И снова наступила пауза, только слабо шелестели листки писем, перебираемые Маргаритой Федоровной.
— А вот еще одно, тоже о любви. Послушайте.
«Дорогие товарищи ученые!
Я бы очень хотела забыть одного человека. Сделать так, чтобы ничего не помнить — как будто и не было его в моей жизни. Честное слово, это не какая-нибудь прихоть. Эти воспоминания о нем причиняют мне такую боль, что жить становится невозможно. Если болит зуб, его можно вырвать, даже пересадку сердца сейчас, если оно болит, делают. А неужели тут ничего нельзя сделать, ничем нельзя помочь?! Правда, я очень прошу, сообщите, пожалуйста, можете ли вы мне помочь, и, если можете, что для этого нужно?..»
— Хотел бы и я знать, что для этого нужно, — сказал Перфильев. — А вот у Гурьянова наверняка есть рецепты.
Гурьянов никак не отозвался на шутку, он, не отрываясь, смотрел на письма, которые Маргарита Федоровна держала в руках.

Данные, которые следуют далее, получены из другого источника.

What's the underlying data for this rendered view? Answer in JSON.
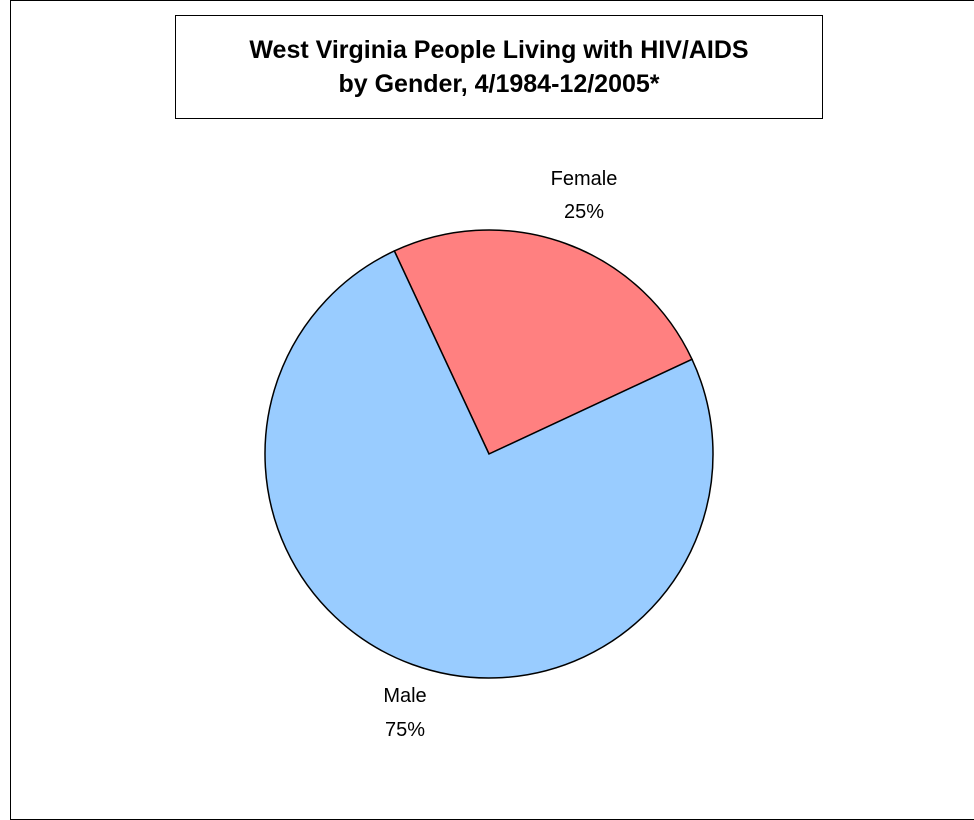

— Ну, а это я не знаю, читать ли. Мальчишка пишет, четвероклассник.
«Меня все ругают за то, что я рассеянный. И в кого, говорят, ты такой уродился. И дома ругают, и в школе. Говорят: неужели ты не можешь не быть рассеянным? А я разве могу? Прошу ответить мне на это письмо. Ваш адрес мне дал один мальчик из нашего двора, он учится в восьмом классе. Сказал: напиши. Я вот и написал. На этом заканчиваю. Я уже и в школу боюсь ходить, потому что ругают, и домой — тоже. Куда же мне деваться?»
— Ты погляди, даже детей взбудоражили, — сказал Калашников и укоризненно покачал головой.

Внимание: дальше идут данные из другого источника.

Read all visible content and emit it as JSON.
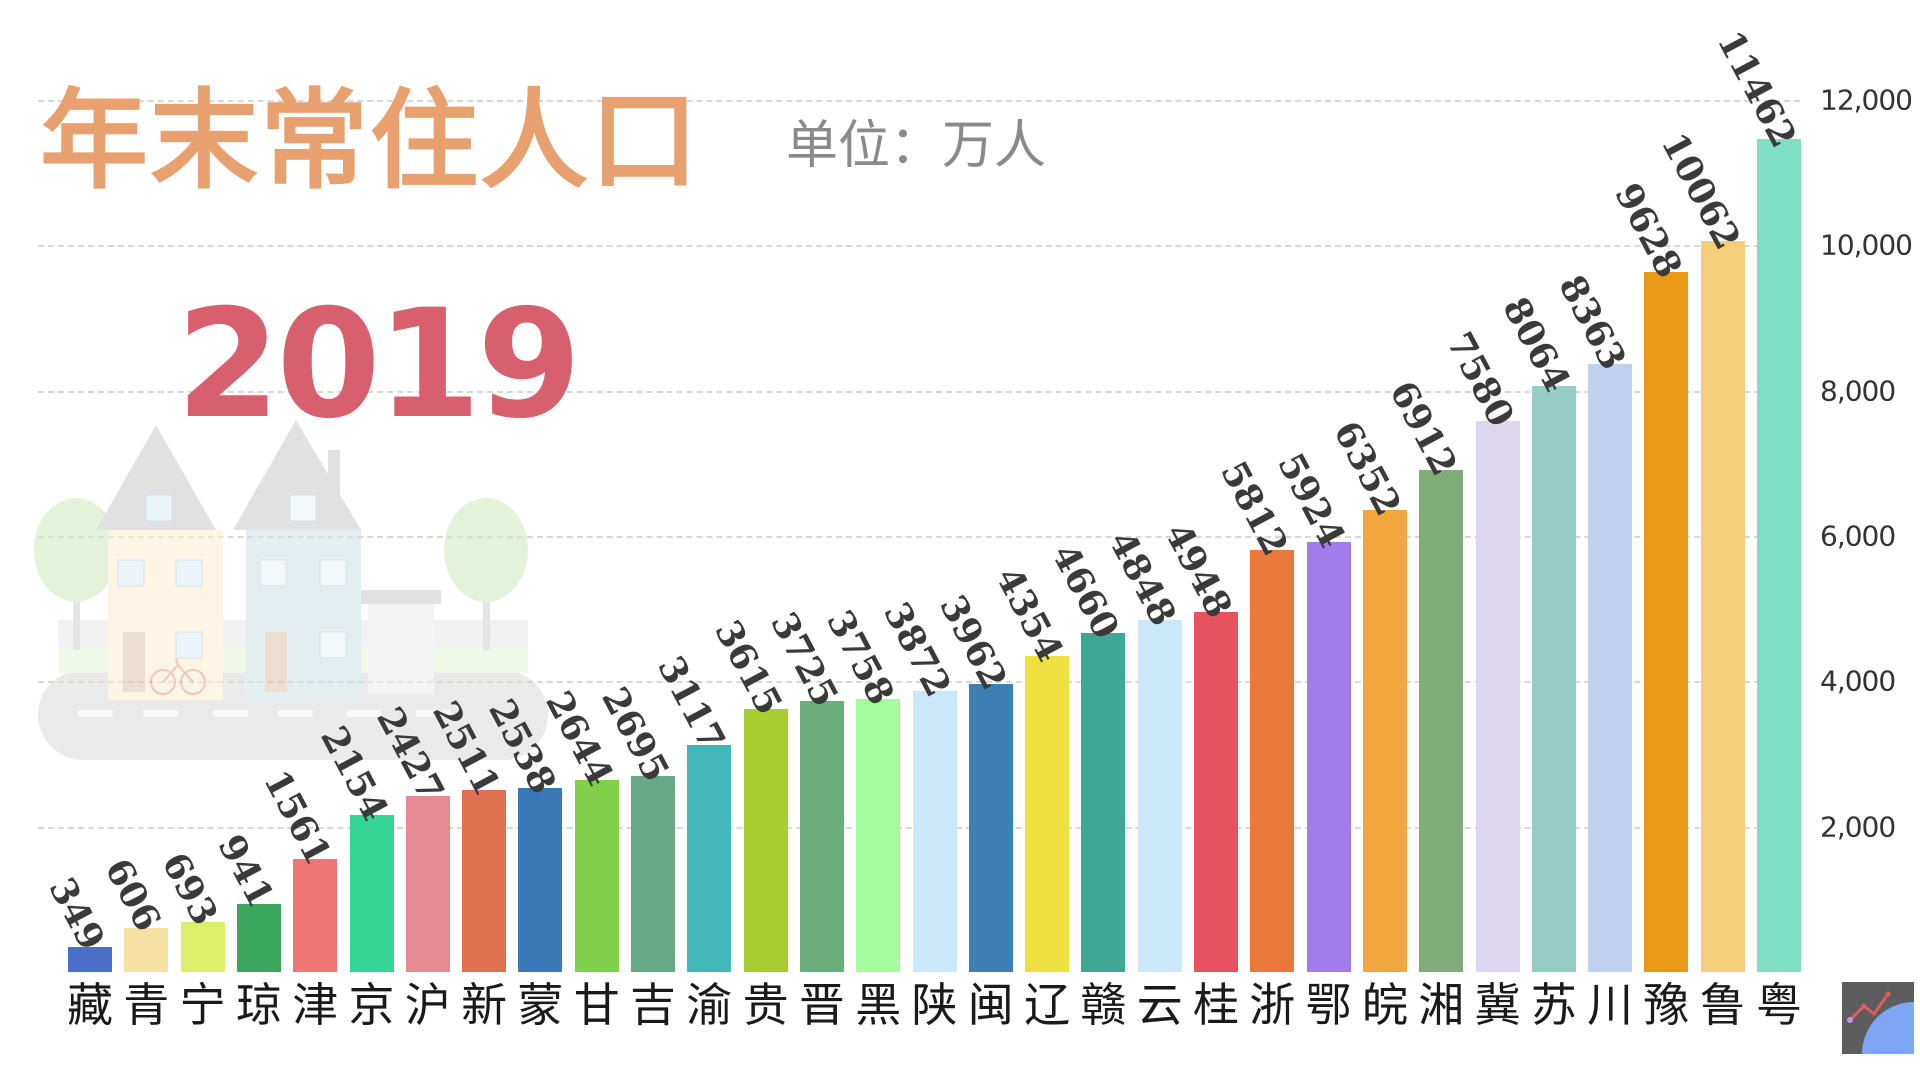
{
  "header": {
    "title": "年末常住人口",
    "unit": "单位：万人",
    "year": "2019"
  },
  "colors": {
    "title": "#e8a06e",
    "unit": "#8a8a8a",
    "year": "#d8606e",
    "value_label": "#3a3a3a",
    "gridline": "#d8d8d8"
  },
  "y_axis": {
    "ticks": [
      {
        "value": 2000,
        "label": "2,000"
      },
      {
        "value": 4000,
        "label": "4,000"
      },
      {
        "value": 6000,
        "label": "6,000"
      },
      {
        "value": 8000,
        "label": "8,000"
      },
      {
        "value": 10000,
        "label": "10,000"
      },
      {
        "value": 12000,
        "label": "12,000"
      }
    ]
  },
  "chart_data": {
    "type": "bar",
    "title": "年末常住人口",
    "subtitle": "单位：万人",
    "annotation": "2019",
    "xlabel": "",
    "ylabel": "万人",
    "ylim": [
      0,
      12000
    ],
    "grid": true,
    "y_axis_position": "right",
    "categories": [
      "藏",
      "青",
      "宁",
      "琼",
      "津",
      "京",
      "沪",
      "新",
      "蒙",
      "甘",
      "吉",
      "渝",
      "贵",
      "晋",
      "黑",
      "陕",
      "闽",
      "辽",
      "赣",
      "云",
      "桂",
      "浙",
      "鄂",
      "皖",
      "湘",
      "冀",
      "苏",
      "川",
      "豫",
      "鲁",
      "粤"
    ],
    "values": [
      349,
      606,
      693,
      941,
      1561,
      2154,
      2427,
      2511,
      2538,
      2644,
      2695,
      3117,
      3615,
      3725,
      3758,
      3872,
      3962,
      4354,
      4660,
      4848,
      4948,
      5812,
      5924,
      6352,
      6912,
      7580,
      8064,
      8363,
      9628,
      10062,
      11462
    ],
    "bar_colors": [
      "#4a6fc9",
      "#f7e0a3",
      "#ddee6a",
      "#3aa65e",
      "#ee7675",
      "#35d595",
      "#e58a92",
      "#df7050",
      "#3a78b7",
      "#80d04c",
      "#67a886",
      "#43b8bb",
      "#a8cd2f",
      "#6aad7b",
      "#a5fb9f",
      "#cbe8fa",
      "#3e7fb3",
      "#efe042",
      "#3fa794",
      "#cbe8fa",
      "#e8515f",
      "#e8793b",
      "#a07dea",
      "#f1a73d",
      "#7fac78",
      "#ddd6ee",
      "#95ccc6",
      "#bed1ee",
      "#e99b17",
      "#f6cd7b",
      "#7fdfc4"
    ]
  },
  "logo": {
    "icon": "trend-chart-logo-icon",
    "bg": "#5d5d5f",
    "accent": "#7fa6f5",
    "line": "#e35a5a"
  }
}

Маргарита Федоровна продолжала сосредоточенно перебирать страницы писем.
— Ага, вот опять о войне… еще о войне… о войне… здесь товарищ спорит со статьей… здесь, значит, предлагает свои научные соображения… опять о войне… Вот актер какой-то жалуется, что у него ухудшается память, а для него это — гибель, профессиональная непригодность, необходимость расстаться с любимым делом, просит помочь…
Так… вот еще одно я хотела бы прочесть:
«Многоуважаемый товарищ Архипов!
Я позволяю себе обратиться к вам по поводу судьбы близкого мне человека — моей сестры. В годы войны она пережила страшное горе: на ее глазах были заживо сожжены двое ее детей…»
— Нет, не могу, — сказала вдруг Маргарита Федоровна. — Дочитайте вы, Геннадий Александрович, а я не могу…
Калашников молча взял маленькое письмо из ее рук. Письмо было написано на почтовой бумаге, украшенной какими-то голубыми цветочками, выдавленными в левом верхнем углу.